FIG. 2 shows the results of a myocardial cell death inhibitory effect of monoclonal antibody BWS48-1a. In the figure, □ indicates BWS48-1a, and ■ indicates a control antibody.
FIG. 3 shows the results of the inhibitory action of Compound 1 on cardiomyocyte death induced by doxorubicin (DOX).
FIG. 4 shows the results of the inhibitory action of Compound 1 on cardiomyocyte death induced by simvastatin.
FIG. 5 shows the results of the inhibitory action of Compound 1 on cardiomyocyte death induced by atorvastatin.
FIG. 6 shows the results of the inhibitory action of Compound 1 on vascular smooth muscle cell death induced by serum removal.
FIG. 7 shows the results of cardiomyocyte death inhibitory action of hemin and hematin. In the figure, □ indicates hemin and ■ indicates hematin.

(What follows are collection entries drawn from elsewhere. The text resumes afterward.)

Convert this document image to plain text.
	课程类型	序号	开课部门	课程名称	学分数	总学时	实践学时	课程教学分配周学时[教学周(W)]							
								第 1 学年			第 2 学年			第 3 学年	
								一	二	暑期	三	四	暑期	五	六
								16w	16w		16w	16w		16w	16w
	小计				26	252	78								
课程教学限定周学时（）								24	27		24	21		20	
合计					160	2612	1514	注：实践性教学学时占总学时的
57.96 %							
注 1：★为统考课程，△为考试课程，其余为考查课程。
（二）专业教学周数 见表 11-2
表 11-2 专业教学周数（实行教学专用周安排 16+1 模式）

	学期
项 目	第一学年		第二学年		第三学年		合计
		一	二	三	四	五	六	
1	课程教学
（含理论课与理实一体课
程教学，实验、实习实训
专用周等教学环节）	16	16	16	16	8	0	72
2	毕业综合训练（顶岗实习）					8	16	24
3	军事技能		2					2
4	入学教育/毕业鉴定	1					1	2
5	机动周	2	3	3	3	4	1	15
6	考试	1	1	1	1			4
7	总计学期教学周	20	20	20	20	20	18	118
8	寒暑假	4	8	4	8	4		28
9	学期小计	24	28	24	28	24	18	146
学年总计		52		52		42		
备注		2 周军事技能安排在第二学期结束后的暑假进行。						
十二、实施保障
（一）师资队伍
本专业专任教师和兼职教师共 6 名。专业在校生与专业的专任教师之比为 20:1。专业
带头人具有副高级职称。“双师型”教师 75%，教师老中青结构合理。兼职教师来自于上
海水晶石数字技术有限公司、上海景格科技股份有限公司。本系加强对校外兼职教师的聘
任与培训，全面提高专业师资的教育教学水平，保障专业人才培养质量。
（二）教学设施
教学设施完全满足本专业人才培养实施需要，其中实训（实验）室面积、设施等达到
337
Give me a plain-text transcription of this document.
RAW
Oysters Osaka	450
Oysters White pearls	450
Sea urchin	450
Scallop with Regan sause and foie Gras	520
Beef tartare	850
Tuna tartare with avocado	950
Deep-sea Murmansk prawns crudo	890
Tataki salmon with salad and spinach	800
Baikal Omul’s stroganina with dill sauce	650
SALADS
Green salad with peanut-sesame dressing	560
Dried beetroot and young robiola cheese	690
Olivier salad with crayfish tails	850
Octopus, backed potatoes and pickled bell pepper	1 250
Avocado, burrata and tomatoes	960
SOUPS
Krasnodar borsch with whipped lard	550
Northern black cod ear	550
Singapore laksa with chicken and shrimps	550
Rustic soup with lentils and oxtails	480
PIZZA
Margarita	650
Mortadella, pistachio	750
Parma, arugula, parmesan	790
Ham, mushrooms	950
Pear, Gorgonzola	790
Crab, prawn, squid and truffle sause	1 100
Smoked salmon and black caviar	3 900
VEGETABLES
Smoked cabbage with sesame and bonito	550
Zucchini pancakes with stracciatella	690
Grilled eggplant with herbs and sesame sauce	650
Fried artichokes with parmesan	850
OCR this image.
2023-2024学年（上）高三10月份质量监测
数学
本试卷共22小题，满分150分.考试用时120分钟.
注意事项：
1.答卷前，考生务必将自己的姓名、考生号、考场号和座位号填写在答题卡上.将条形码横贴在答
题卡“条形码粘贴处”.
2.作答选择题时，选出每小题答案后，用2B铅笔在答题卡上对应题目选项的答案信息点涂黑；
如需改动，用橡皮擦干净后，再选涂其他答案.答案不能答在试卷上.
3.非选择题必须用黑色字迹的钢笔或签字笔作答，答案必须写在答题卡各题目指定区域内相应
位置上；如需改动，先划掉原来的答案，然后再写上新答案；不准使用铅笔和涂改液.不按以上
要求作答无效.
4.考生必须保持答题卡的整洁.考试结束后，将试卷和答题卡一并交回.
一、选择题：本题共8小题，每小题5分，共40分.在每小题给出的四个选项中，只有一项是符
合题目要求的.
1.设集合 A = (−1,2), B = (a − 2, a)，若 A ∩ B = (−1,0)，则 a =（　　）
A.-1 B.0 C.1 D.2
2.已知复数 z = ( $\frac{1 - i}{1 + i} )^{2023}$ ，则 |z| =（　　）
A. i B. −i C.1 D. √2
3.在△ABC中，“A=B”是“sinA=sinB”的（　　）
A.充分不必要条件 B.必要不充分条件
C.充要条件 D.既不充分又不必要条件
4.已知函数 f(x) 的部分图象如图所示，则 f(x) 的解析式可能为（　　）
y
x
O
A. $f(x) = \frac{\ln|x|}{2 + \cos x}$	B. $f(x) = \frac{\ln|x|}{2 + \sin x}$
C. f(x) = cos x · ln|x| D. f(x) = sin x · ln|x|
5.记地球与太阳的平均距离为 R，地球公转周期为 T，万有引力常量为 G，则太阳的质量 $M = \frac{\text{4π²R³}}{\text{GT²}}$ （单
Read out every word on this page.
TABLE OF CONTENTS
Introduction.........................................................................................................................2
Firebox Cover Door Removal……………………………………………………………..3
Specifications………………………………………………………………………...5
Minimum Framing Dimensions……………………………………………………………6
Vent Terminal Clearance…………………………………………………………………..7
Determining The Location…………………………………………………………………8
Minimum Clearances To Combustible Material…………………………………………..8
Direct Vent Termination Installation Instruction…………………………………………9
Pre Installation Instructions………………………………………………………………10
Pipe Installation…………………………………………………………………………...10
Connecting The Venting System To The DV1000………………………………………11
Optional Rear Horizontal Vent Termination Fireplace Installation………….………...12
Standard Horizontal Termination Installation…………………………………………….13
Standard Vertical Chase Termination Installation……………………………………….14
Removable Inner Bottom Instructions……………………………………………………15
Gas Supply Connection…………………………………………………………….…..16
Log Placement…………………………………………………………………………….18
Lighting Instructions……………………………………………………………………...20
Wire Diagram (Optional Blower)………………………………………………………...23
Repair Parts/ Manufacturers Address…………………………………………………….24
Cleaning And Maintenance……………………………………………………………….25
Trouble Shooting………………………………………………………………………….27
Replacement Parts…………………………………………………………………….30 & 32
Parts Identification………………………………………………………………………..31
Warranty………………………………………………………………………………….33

FIG. 8 shows the results of screening for compounds that bind to MIF. In the figure, the vertical axis represents a surface plasmon resonance signal (resonance unit), and the horizontal axis represents time (seconds).

Claims (6)

A method of screening for a cell death inhibitor using a macrophage migration inhibitory factor, which selects a substance that binds to a macrophage migration inhibitory factor and further selects a substance that promotes the expression of a gene under the control of an antioxidant response element Screening method for death inhibitor. In order to select a substance that binds to macrophage migration inhibitory factor, (i) when mixed with a compound capable of binding to macrophage migration inhibitory factor and labeled macrophage migration inhibitory factor, and (ii) test compound, macrophage migration in the case of mixing the compound capable of binding to inhibitory factor and labeled macrophage migration inhibitory factor, binding amount of the labeled compound bound to macrophage migration inhibitory factor were measured, the screening method of claim 1, wherein the comparison. The screening method according to claim 1 or 2, wherein the substance capable of binding to the macrophage migration inhibitory factor is an antibody against the macrophage migration inhibitory factor. The screening method according to claim 3, wherein the antibody is a monoclonal antibody. A substance capable of binding to macrophage migration inhibitory factor is represented by the formula
[Wherein, R represents a hydrocarbon group which may have a substituent, an aromatic heterocyclic group which may have a substituent, or amino which may have a substituent. The screening method according to claim 1 or 2, wherein the compound is a compound represented by the formula: Genes under the control of antioxidant response elements are heme oxygenase-1, Liver glutathione S-transferase Ya subunit, Liver glutathione S-transferase Yc subunit, Glutathione S-transferase Yb subunit, Glutathione S-transferase Yc1 subunit, Gammma-glutamylcysteine synthetase, The screening method according to any one of claims 1 to 5, which is NAD (P) H: quinone reductase, UDP-glucuronosyltransferase, exon 1, Bilirunin-specific UDP-glucuronosyltransferase, or NAD (P) H-menadione oxide reductase.